Im going through something similar at work too....I have completely withdrawn and no longer engage in chit chat as i'm fed up with their 'banter' being directed at me.....It is becoming very tedious but im worried if i report it i will look a bit pathetic.

Poppyfields12 · 06/03/2020 12:00

You have every right to feel upset, she is essentially trying to bully you through exclusion and triangulation tactics. The good news is that she sounds non-confrontational (as passive-aggressive people usually are) so all you need to do is arm yourself with a few assertive comebacks and she will go back in her box.
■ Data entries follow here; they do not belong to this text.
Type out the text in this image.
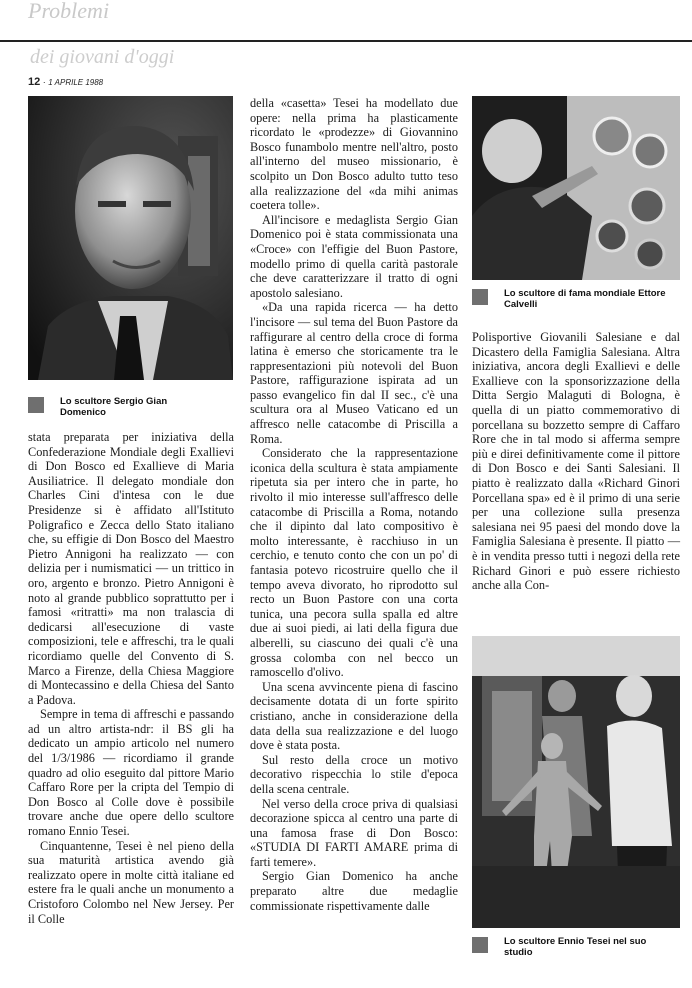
Problemi
dei giovani d'oggi
12 · 1 APRILE 1988
Lo scultore Sergio Gian Domenico

stata preparata per iniziativa della Confederazione Mondiale degli Exallievi di Don Bosco ed Exallieve di Maria Ausiliatrice. Il delegato mondiale don Charles Cini d'intesa con le due Presidenze si è affidato all'Istituto Poligrafico e Zecca dello Stato italiano che, su effigie di Don Bosco del Maestro Pietro Annigoni ha realizzato — con delizia per i numismatici — un trittico in oro, argento e bronzo. Pietro Annigoni è noto al grande pubblico soprattutto per i famosi «ritratti» ma non tralascia di dedicarsi all'esecuzione di vaste composizioni, tele e affreschi, tra le quali ricordiamo quelle del Convento di S. Marco a Firenze, della Chiesa Maggiore di Montecassino e della Chiesa del Santo a Padova.

Sempre in tema di affreschi e passando ad un altro artista-ndr: il BS gli ha dedicato un ampio articolo nel numero del 1/3/1986 — ricordiamo il grande quadro ad olio eseguito dal pittore Mario Caffaro Rore per la cripta del Tempio di Don Bosco al Colle dove è possibile trovare anche due opere dello scultore romano Ennio Tesei.

Cinquantenne, Tesei è nel pieno della sua maturità artistica avendo già realizzato opere in molte città italiane ed estere fra le quali anche un monumento a Cristoforo Colombo nel New Jersey. Per il Colle

della «casetta» Tesei ha modellato due opere: nella prima ha plasticamente ricordato le «prodezze» di Giovannino Bosco funambolo mentre nell'altro, posto all'interno del museo missionario, è scolpito un Don Bosco adulto tutto teso alla realizzazione del «da mihi animas coetera tolle».

All'incisore e medaglista Sergio Gian Domenico poi è stata commissionata una «Croce» con l'effigie del Buon Pastore, modello primo di quella carità pastorale che deve caratterizzare il tratto di ogni apostolo salesiano.

«Da una rapida ricerca — ha detto l'incisore — sul tema del Buon Pastore da raffigurare al centro della croce di forma latina è emerso che storicamente tra le rappresentazioni più notevoli del Buon Pastore, raffigurazione ispirata ad un passo evangelico fin dal II sec., c'è una scultura ora al Museo Vaticano ed un affresco nelle catacombe di Priscilla a Roma.

Considerato che la rappresentazione iconica della scultura è stata ampiamente ripetuta sia per intero che in parte, ho rivolto il mio interesse sull'affresco delle catacombe di Priscilla a Roma, notando che il dipinto dal lato compositivo è molto interessante, è racchiuso in un cerchio, e tenuto conto che con un po' di fantasia potevo ricostruire quello che il tempo aveva divorato, ho riprodotto sul recto un Buon Pastore con una corta tunica, una pecora sulla spalla ed altre due ai suoi piedi, ai lati della figura due alberelli, su ciascuno dei quali c'è una grossa colomba con nel becco un ramoscello d'olivo.

Una scena avvincente piena di fascino decisamente dotata di un forte spirito cristiano, anche in considerazione della data della sua realizzazione e del luogo dove è stata posta.

Sul resto della croce un motivo decorativo rispecchia lo stile d'epoca della scena centrale.

Nel verso della croce priva di qualsiasi decorazione spicca al centro una parte di una famosa frase di Don Bosco: «STUDIA DI FARTI AMARE prima di farti temere».

Sergio Gian Domenico ha anche preparato altre due medaglie commissionate rispettivamente dalle

Lo scultore di fama mondiale Ettore Calvelli

Polisportive Giovanili Salesiane e dal Dicastero della Famiglia Salesiana. Altra iniziativa, ancora degli Exallievi e delle Exallieve con la sponsorizzazione della Ditta Sergio Malaguti di Bologna, è quella di un piatto commemorativo di porcellana su bozzetto sempre di Caffaro Rore che in tal modo si afferma sempre più e direi definitivamente come il pittore di Don Bosco e dei Santi Salesiani. Il piatto è realizzato dalla «Richard Ginori Porcellana spa» ed è il primo di una serie per una collezione sulla presenza salesiana nei 95 paesi del mondo dove la Famiglia Salesiana è presente. Il piatto — è in vendita presso tutti i negozi della rete Richard Ginori e può essere richiesto anche alla Con-

Lo scultore Ennio Tesei nel suo studio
If she says something about your shirt say ”I'm sorry (name) but what does the condition of my uniform have to do with you?”, if she interrupts you say “I’m sorry (name) but please do not interrupt when I am speaking” etc.

malificent7 · 06/03/2020 12:51

She's a dick...once you know that you can move on safe in the knowledge she's horrid. However i hate that feeling when u give someone info about yourself then they turn nasty.

underfall · 06/03/2020 13:41

”You have every right to feel upset,”

But not necessarily a right to blame the junior member of staff for the situation.

It’s a learning opportunity. Back off, be her manager rather than expecting her to be your friend, and treat all those you supervise equally and fairly, without devising special put-downs and snubs for anyone. If a member of your staff behaves provocatively towards you, call her in for a private reprimand - not accusing her of having a warped “passive-aggressive” personality but just pointing out that that sort of behaviour is not acceptable in the workplace.

I didn’t like doing the reprimanding when it was necessary, and I wasn’t any good at doing it with the appropriate degree of authority. Eventually I changed jobs and stopped being a manager. Smile

billy1966 · 06/03/2020 14:28

Great advice re asking to be allowed finish what you are saying, every single time.

Silence is very good too.

@CoraPirbright has nailed it too.

She is NOT your friend.
Stop treating her as such and accept it.

Don't waste another minute on her and do not make her job easier.

Flowers
KC225 · 06/03/2020 14:50

My taken it is - she has told you some deeply personal things, she now feels she has over shared and is punishing you for it.
With these people, it's all or nothing.

AmICrazyorWhat2 · 06/03/2020 14:54

I agree with @YoTheGinPussyOfStMawesOnThigh, keep your relationship with her completely professional and cool.

There's some sort of insecurity behind her behaviour and other people have probably noticed that she makes digs at you but gushes over others...and think less of her because of it.

She's not doing herself any favours, ignore her.

ellanwood · 06/03/2020 14:57

Try ignoring her. If she says something, don't reply. In a crowd, make eye contact with someone else and greet them warmly, but blank her - not ostentatiously, just as though you hadn't spotted her. I hate playing these games but with some people, it's the only way you can stop them being manipulative. If you cool towards her - not by being cool, but by paying her zero attention and by always directing your comments to others, she will eventually ask what she's done wrong.